We saw similar dynamics with Kyle Rittenhouse, Daniel Penny, and others who’ve become right-wing causes célèbres. The playbook is simple: Do or say something awful, get rightfully called out for it, claim victimhood, and watch the money roll in from people who want to show their support for what you did while pretending it’s about “free speech” or “fighting cancel culture.”

As MSNBC’s Ja’han Jones put it, “The idea of doling out money, particularly in an economy as unstable as ours, to support a woman accused of blatant racism may seem absurd to some—and I certainly won’t argue against that framing—but the fact that conservatives are rallying around her speaks to the victimhood mindset that’s gripping today’s Republican Party.”

Will Sommer of The Bulwark noted that some conservatives are trying to draw parallels to a fundraiser for Karmelo Anthony, a Black student charged with murder in the stabbing death of Austin Metcalf. White nationalist Nick Fuentes specifically referenced Anthony’s fundraiser, tweeting, “So I don’t want to hear ONE WORD about the Shiloh Hendrix fundraiser. Either everybody gets to be tribal or nobody does.”

It’s a false equivalence, of course. Anthony’s case involves a serious criminal charge that will require substantial legal defense. Hendrix, on the other hand, is fundraising simply because she got caught being racist on camera.

What’s particularly disturbing about this phenomenon is how it creates financial incentives for public displays of bigotry. When calling a 5-year-old the n-word can net you $700,000, we’ve created a perverse reward system.

GiveSendGo, the self-described “Christian” crowdfunding platform hosting Hendrix’s campaign, has become the go-to for these sorts of fundraisers. The site eventually had to restrict comments on Hendrix’s page due to the flood of overtly racist remarks from donors, but it’s still happily processing the payments. Its founder, Jacob Wells, offered the weakest possible response, saying the company “does not endorse or condone the personal views or actions of individual campaign organizers or their supporters, nor do we control the motivations of donors.”

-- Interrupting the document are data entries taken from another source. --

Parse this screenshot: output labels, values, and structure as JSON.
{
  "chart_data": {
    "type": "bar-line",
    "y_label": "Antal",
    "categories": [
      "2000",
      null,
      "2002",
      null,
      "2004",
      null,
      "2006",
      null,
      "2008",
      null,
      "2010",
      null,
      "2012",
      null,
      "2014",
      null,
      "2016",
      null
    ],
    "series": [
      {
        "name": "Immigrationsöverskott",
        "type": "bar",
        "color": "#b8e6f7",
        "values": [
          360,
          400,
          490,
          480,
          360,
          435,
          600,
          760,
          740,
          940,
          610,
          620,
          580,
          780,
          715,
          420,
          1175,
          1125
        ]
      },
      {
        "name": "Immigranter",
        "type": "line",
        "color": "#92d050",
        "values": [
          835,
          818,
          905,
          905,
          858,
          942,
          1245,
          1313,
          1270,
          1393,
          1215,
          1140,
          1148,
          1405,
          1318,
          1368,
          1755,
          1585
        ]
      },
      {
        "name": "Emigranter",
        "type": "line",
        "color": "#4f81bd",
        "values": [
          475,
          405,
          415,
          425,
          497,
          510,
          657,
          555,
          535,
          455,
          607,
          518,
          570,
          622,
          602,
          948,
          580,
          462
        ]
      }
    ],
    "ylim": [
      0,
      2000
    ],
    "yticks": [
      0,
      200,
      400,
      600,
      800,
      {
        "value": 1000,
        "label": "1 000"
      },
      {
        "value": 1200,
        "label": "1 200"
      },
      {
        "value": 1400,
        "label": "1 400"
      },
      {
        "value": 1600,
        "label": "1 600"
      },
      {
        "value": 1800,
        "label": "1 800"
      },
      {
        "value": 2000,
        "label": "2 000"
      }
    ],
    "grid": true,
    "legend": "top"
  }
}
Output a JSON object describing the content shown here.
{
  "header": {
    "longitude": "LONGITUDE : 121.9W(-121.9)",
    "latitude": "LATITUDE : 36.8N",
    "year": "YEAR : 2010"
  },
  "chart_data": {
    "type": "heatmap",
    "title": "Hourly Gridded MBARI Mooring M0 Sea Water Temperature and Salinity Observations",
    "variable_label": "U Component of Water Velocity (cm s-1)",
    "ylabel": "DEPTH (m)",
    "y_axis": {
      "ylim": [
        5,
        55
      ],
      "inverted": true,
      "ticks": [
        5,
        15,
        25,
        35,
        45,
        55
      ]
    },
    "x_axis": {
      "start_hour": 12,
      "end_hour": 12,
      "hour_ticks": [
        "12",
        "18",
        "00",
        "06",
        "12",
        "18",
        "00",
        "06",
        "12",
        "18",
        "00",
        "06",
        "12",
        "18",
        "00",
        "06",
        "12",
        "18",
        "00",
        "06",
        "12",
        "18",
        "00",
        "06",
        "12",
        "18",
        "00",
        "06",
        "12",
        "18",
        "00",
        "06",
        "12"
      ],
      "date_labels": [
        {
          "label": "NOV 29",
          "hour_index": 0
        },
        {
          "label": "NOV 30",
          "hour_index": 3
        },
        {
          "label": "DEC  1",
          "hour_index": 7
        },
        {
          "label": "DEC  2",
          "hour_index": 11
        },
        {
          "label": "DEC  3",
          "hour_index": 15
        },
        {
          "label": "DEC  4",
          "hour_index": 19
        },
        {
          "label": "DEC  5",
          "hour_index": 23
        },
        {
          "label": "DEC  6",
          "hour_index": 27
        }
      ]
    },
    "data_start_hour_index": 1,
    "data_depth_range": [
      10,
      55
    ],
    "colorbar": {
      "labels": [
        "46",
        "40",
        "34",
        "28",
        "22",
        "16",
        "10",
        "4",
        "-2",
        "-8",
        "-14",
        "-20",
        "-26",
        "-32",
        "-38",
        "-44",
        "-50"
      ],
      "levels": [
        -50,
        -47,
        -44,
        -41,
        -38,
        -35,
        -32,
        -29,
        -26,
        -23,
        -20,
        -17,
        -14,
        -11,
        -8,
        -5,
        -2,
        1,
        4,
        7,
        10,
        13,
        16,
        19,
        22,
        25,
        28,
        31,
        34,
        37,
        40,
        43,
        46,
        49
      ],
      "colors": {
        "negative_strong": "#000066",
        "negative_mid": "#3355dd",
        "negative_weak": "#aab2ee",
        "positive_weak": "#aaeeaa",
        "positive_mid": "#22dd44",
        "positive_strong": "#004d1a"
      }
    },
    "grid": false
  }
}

Just taking a cut of the proceeds while shrugging off responsibility, I guess.

Some conservative figures have expressed discomfort with the whole situation. Anti-transgender activist Riley Gaines, for instance, questioned, “What’s the goal in rewarding this?” and Aaron Prager worried that supporting Hendrix would only reinforce perceptions that Republicans are racist.

But these voices of reason are drowned out by the likes of YouTuber Tim Pool, who framed the fundraiser’s success as evidence that “white guilt” is “largely over.” Red Scare podcast host Anna Khachiyan justified supporting Hendrix “on principle” to fight against what she called “gay race communism.” (Yes, really.)

This isn’t just about one incident in Rochester, Minnesota, though the local implications are serious.

The broader issue is how social media and crowdfunding platforms have created ecosystems where being publicly racist can be financially rewarding. Where doing the wrong thing isn’t just excused but celebrated and incentivized.

Ultimately, Hendrix’s windfall represents something deeply broken in our politics and culture. It shows how easily prejudice can be monetized; how readily people will open their wallets to support behavior they know is wrong but secretly endorse.

It’s not about free speech or fighting cancel culture or any of the other fig leaves being used to justify this. It’s about a woman who called a 5-year-old autistic child a racial slur, doubled down when confronted, and is now being rewarded with more money than many Americans will see in a decade.

If that doesn’t make you sick to your stomach, I don’t know what would.